Zhi Ren
| Zhi Ren |
Zhi Ren1, Aurea Simon-Soro1, Pedro J. Cabello-Yeves2, Scott G. Daniel3, Kyle Bittinger3, Inmaculada Tomas4, Alex Mira2, Hyun (Michel) Koo1
1Biofilm Research Laboratories, Department of Orthodontics, Divisions of Community Oral Health & Pediatric Dentistry ; 2Center for Advanced Research in Public Health, FISABIO Foundation; 3Division of Gastroenterology, Hepatology, and Nutrition, Children's Hospital of Philadelphia; 4Department of Surgery and Medical-Surgical Specialties, School of Medicine and Dentistry, Universidade de Santiago de Compostela
Introduction
Current paradigm for oral biofilm formation has been established as a sequential succession process. Specific free-living microbes adhere to the tooth surface as pioneer species (early colonizers) allowing subsequent attachment of late colonizers. However, microorganisms are often found forming multicellular assemblages in saliva while their role in biofilm formation remains unknown.
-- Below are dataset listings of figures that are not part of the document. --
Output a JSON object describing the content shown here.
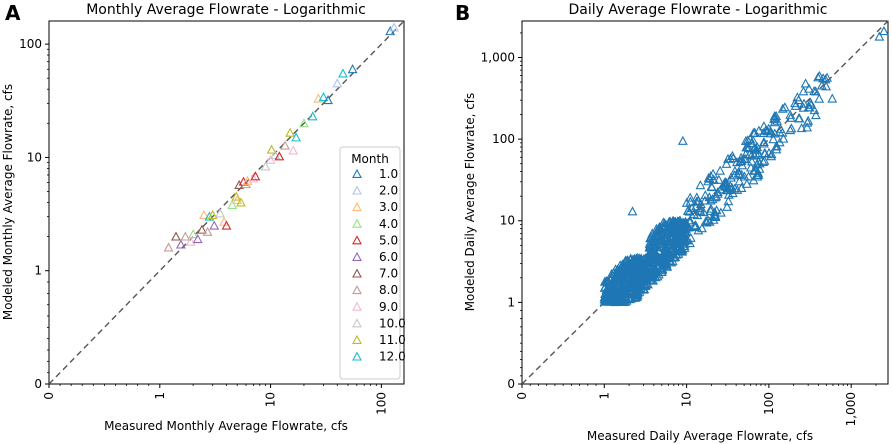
{
  "chart_data": [
    {
      "panel": "A",
      "type": "scatter",
      "title": "Monthly Average Flowrate - Logarithmic",
      "xlabel": "Measured Monthly Average Flowrate, cfs",
      "ylabel": "Modeled Monthly Average Flowrate, cfs",
      "scale": "symlog",
      "xlim": [
        0,
        160
      ],
      "ylim": [
        0,
        160
      ],
      "xticks": [
        "0",
        "1",
        "10",
        "100"
      ],
      "yticks": [
        "0",
        "1",
        "10",
        "100"
      ],
      "reference_line": "1:1 dashed",
      "legend": {
        "title": "Month",
        "position": "center-right",
        "entries": [
          {
            "label": "1.0",
            "color": "#1f77b4"
          },
          {
            "label": "2.0",
            "color": "#aec7e8"
          },
          {
            "label": "3.0",
            "color": "#ffbb78"
          },
          {
            "label": "4.0",
            "color": "#98df8a"
          },
          {
            "label": "5.0",
            "color": "#d62728"
          },
          {
            "label": "6.0",
            "color": "#9467bd"
          },
          {
            "label": "7.0",
            "color": "#8c564b"
          },
          {
            "label": "8.0",
            "color": "#c49c94"
          },
          {
            "label": "9.0",
            "color": "#f7b6d2"
          },
          {
            "label": "10.0",
            "color": "#c7c7c7"
          },
          {
            "label": "11.0",
            "color": "#bcbd22"
          },
          {
            "label": "12.0",
            "color": "#17becf"
          }
        ]
      },
      "points": [
        {
          "x": 1.2,
          "y": 1.6,
          "month": 8
        },
        {
          "x": 1.4,
          "y": 2.0,
          "month": 7
        },
        {
          "x": 1.55,
          "y": 1.7,
          "month": 6
        },
        {
          "x": 1.7,
          "y": 2.0,
          "month": 8
        },
        {
          "x": 1.9,
          "y": 1.8,
          "month": 9
        },
        {
          "x": 2.0,
          "y": 2.1,
          "month": 4
        },
        {
          "x": 2.2,
          "y": 1.9,
          "month": 6
        },
        {
          "x": 2.4,
          "y": 2.3,
          "month": 7
        },
        {
          "x": 2.5,
          "y": 3.1,
          "month": 3
        },
        {
          "x": 2.7,
          "y": 2.2,
          "month": 8
        },
        {
          "x": 2.8,
          "y": 3.0,
          "month": 12
        },
        {
          "x": 3.0,
          "y": 3.1,
          "month": 11
        },
        {
          "x": 3.1,
          "y": 2.5,
          "month": 6
        },
        {
          "x": 3.5,
          "y": 3.2,
          "month": 10
        },
        {
          "x": 3.8,
          "y": 2.7,
          "month": 3
        },
        {
          "x": 4.0,
          "y": 2.5,
          "month": 5
        },
        {
          "x": 4.5,
          "y": 3.8,
          "month": 4
        },
        {
          "x": 4.9,
          "y": 4.5,
          "month": 11
        },
        {
          "x": 5.0,
          "y": 4.2,
          "month": 3
        },
        {
          "x": 5.2,
          "y": 5.7,
          "month": 7
        },
        {
          "x": 5.4,
          "y": 4.0,
          "month": 11
        },
        {
          "x": 5.7,
          "y": 6.1,
          "month": 5
        },
        {
          "x": 6.0,
          "y": 5.8,
          "month": 8
        },
        {
          "x": 6.2,
          "y": 6.2,
          "month": 3
        },
        {
          "x": 7.0,
          "y": 6.5,
          "month": 9
        },
        {
          "x": 7.3,
          "y": 6.8,
          "month": 5
        },
        {
          "x": 9.0,
          "y": 8.3,
          "month": 10
        },
        {
          "x": 10.0,
          "y": 9.5,
          "month": 9
        },
        {
          "x": 10.2,
          "y": 11.7,
          "month": 11
        },
        {
          "x": 11.0,
          "y": 10.5,
          "month": 10
        },
        {
          "x": 12.0,
          "y": 10.2,
          "month": 5
        },
        {
          "x": 13.5,
          "y": 12.7,
          "month": 8
        },
        {
          "x": 15.0,
          "y": 16.5,
          "month": 11
        },
        {
          "x": 16.0,
          "y": 11.5,
          "month": 9
        },
        {
          "x": 17.0,
          "y": 15.0,
          "month": 12
        },
        {
          "x": 20.0,
          "y": 20.0,
          "month": 4
        },
        {
          "x": 24.0,
          "y": 23.0,
          "month": 12
        },
        {
          "x": 27.0,
          "y": 33.0,
          "month": 3
        },
        {
          "x": 30.0,
          "y": 34.0,
          "month": 12
        },
        {
          "x": 33.0,
          "y": 32.0,
          "month": 1
        },
        {
          "x": 40.0,
          "y": 45.0,
          "month": 2
        },
        {
          "x": 45.0,
          "y": 55.0,
          "month": 12
        },
        {
          "x": 55.0,
          "y": 60.0,
          "month": 1
        },
        {
          "x": 120.0,
          "y": 130.0,
          "month": 1
        },
        {
          "x": 130.0,
          "y": 140.0,
          "month": 2
        }
      ]
    },
    {
      "panel": "B",
      "type": "scatter",
      "title": "Daily Average Flowrate - Logarithmic",
      "xlabel": "Measured Daily Average Flowrate, cfs",
      "ylabel": "Modeled Daily Average Flowrate, cfs",
      "scale": "symlog",
      "xlim": [
        0,
        2800
      ],
      "ylim": [
        0,
        2800
      ],
      "xticks": [
        "0",
        "1",
        "10",
        "100",
        "1,000"
      ],
      "yticks": [
        "0",
        "1",
        "10",
        "100",
        "1,000"
      ],
      "reference_line": "1:1 dashed",
      "series_color": "#1f77b4",
      "outliers": [
        {
          "x": 2.2,
          "y": 13.0
        },
        {
          "x": 9.0,
          "y": 95.0
        },
        {
          "x": 2200,
          "y": 1800
        },
        {
          "x": 2500,
          "y": 2100
        }
      ],
      "clusters": [
        {
          "x_range": [
            1.0,
            3.5
          ],
          "y_range": [
            1.0,
            3.5
          ],
          "count": 420
        },
        {
          "x_range": [
            3.5,
            10.0
          ],
          "y_range": [
            1.5,
            10.0
          ],
          "count": 300
        },
        {
          "x_range": [
            10.0,
            100.0
          ],
          "y_range": [
            5.0,
            150.0
          ],
          "count": 160
        },
        {
          "x_range": [
            100.0,
            600.0
          ],
          "y_range": [
            60.0,
            600.0
          ],
          "count": 60
        }
      ]
    }
  ],
  "panels": {
    "a": {
      "letter": "A"
    },
    "b": {
      "letter": "B"
    }
  }
}
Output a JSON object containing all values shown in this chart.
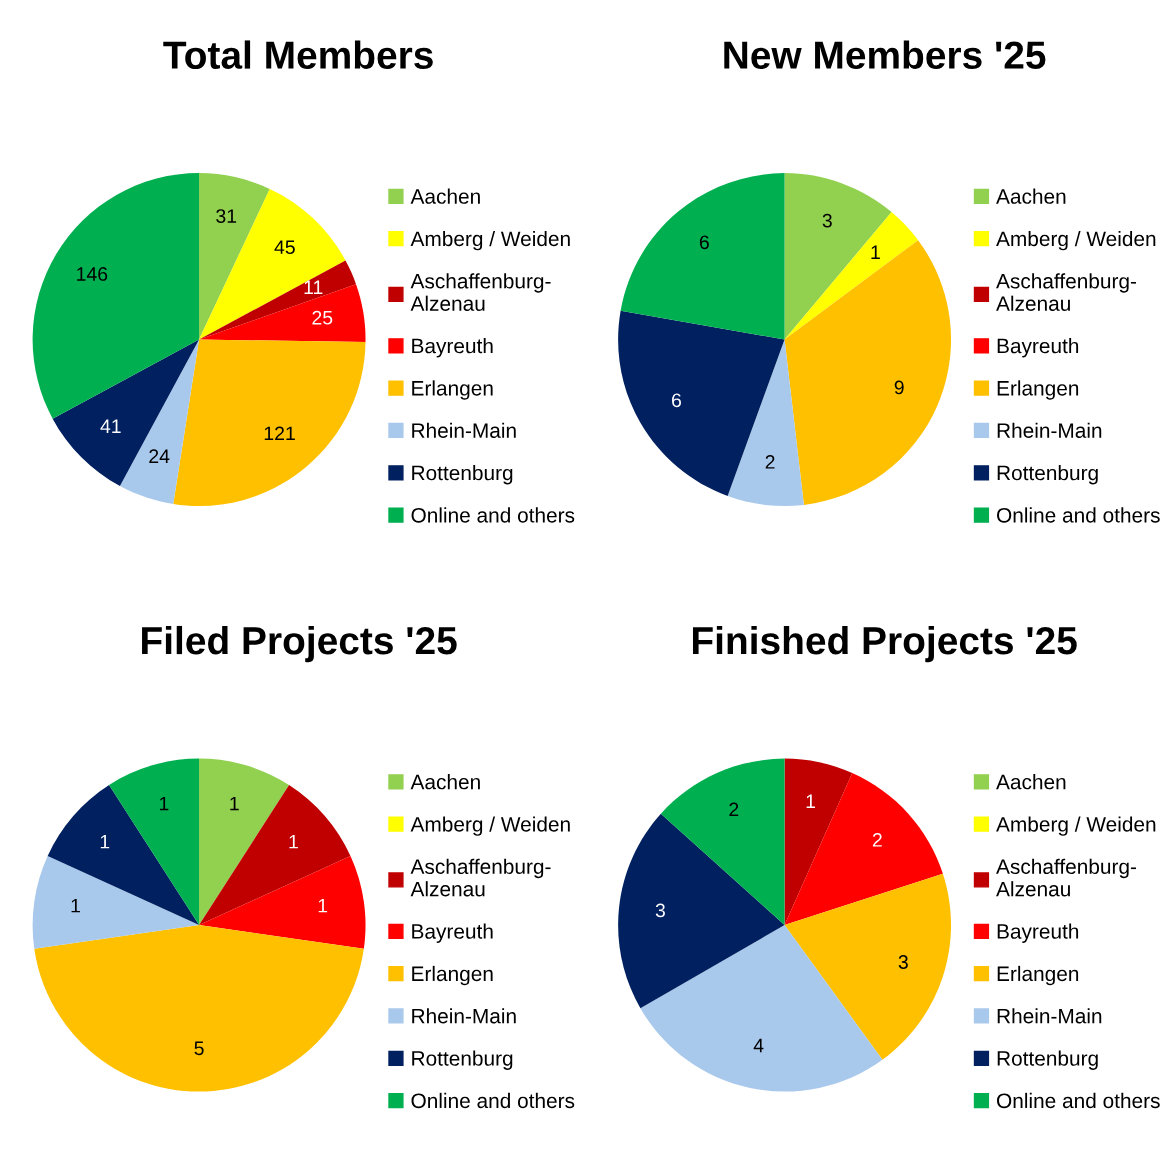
{
  "chart_data": [
    {
      "type": "pie",
      "title": "Total Members",
      "categories": [
        "Aachen",
        "Amberg / Weiden",
        "Aschaffenburg-Alzenau",
        "Bayreuth",
        "Erlangen",
        "Rhein-Main",
        "Rottenburg",
        "Online and others"
      ],
      "values": [
        31,
        45,
        11,
        25,
        121,
        24,
        41,
        146
      ],
      "colors": [
        "#92d050",
        "#ffff00",
        "#c00000",
        "#ff0000",
        "#ffc000",
        "#a9c9ec",
        "#002060",
        "#00b050"
      ],
      "data_labels": true,
      "legend": "right"
    },
    {
      "type": "pie",
      "title": "New Members '25",
      "categories": [
        "Aachen",
        "Amberg / Weiden",
        "Aschaffenburg-Alzenau",
        "Bayreuth",
        "Erlangen",
        "Rhein-Main",
        "Rottenburg",
        "Online and others"
      ],
      "values": [
        3,
        1,
        0,
        0,
        9,
        2,
        6,
        6
      ],
      "value_labels": [
        "3",
        "1",
        null,
        null,
        "9",
        "2",
        "6",
        "6"
      ],
      "colors": [
        "#92d050",
        "#ffff00",
        "#c00000",
        "#ff0000",
        "#ffc000",
        "#a9c9ec",
        "#002060",
        "#00b050"
      ],
      "legend": "right"
    },
    {
      "type": "pie",
      "title": "Filed Projects '25",
      "categories": [
        "Aachen",
        "Amberg / Weiden",
        "Aschaffenburg-Alzenau",
        "Bayreuth",
        "Erlangen",
        "Rhein-Main",
        "Rottenburg",
        "Online and others"
      ],
      "values": [
        1,
        0,
        1,
        1,
        5,
        1,
        1,
        1
      ],
      "value_labels": [
        "1",
        null,
        "1",
        "1",
        "5",
        "1",
        "1",
        "1"
      ],
      "colors": [
        "#92d050",
        "#ffff00",
        "#c00000",
        "#ff0000",
        "#ffc000",
        "#a9c9ec",
        "#002060",
        "#00b050"
      ],
      "legend": "right"
    },
    {
      "type": "pie",
      "title": "Finished Projects '25",
      "categories": [
        "Aachen",
        "Amberg / Weiden",
        "Aschaffenburg-Alzenau",
        "Bayreuth",
        "Erlangen",
        "Rhein-Main",
        "Rottenburg",
        "Online and others"
      ],
      "values": [
        0,
        0,
        1,
        2,
        3,
        4,
        3,
        2
      ],
      "value_labels": [
        null,
        null,
        "1",
        "2",
        "3",
        "4",
        "3",
        "2"
      ],
      "colors": [
        "#92d050",
        "#ffff00",
        "#c00000",
        "#ff0000",
        "#ffc000",
        "#a9c9ec",
        "#002060",
        "#00b050"
      ],
      "legend": "right"
    }
  ]
}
Here, we conduct a comprehensive analysis of the aggregated microbial assemblages in saliva and investigate their spatiotemporal attachment and biofilm development on tooth-mimetic surfaces.
Methods
We characterized the spatial structure and microbial diversity of the native-state salivary community in saliva collected from human subjects (IRB #818549) across different time points using multiscale imaging, cell sorting and metagenomic sequencing. The growth dynamics of surface-attached saliva-derived microbes was investigated using a super-resolution confocal live imaging system coupled with flow-cell microfluidics and computational analyses.
Results
We find a diverse mixture of naturally-occurring microbial assemblages with various sizes, structures, and compositions in saliva in addition to single cells (97% of salivary microbes in aggregated form). Taxonomy analyses of the aggregated microbes reveal a mixture of Streptococcus, Haemophilus, Veillonella, Prevotella, Porphyromonas, and Fusobacterium, among many others, indicating a highly complex salivary community. Notably, bacteria traditionally considered as early and late colonizers are found together within mixed-species assemblages in saliva, in the initial surface-colonizing community, and in the early-formed human plaque samples, indicating that they bind concomitantly to the surface as a colonizing unit. When individually tracked during colonization and biofilm initiation, assemblages rapidly proliferate and expand tri-dimensionally modulating population growth, spatial organization, and community scaffolding. In contrast, most single cells remain static or are incorporated by actively growing assemblages.
Conclusion
We propose an alternative oral biofilm development process whereby pre-formed microbial assemblages containing different species collectively adhere to the tooth surface as ‘buds of growth’, governing biofilm development without specific taxonomic order or cell-by-cell succession.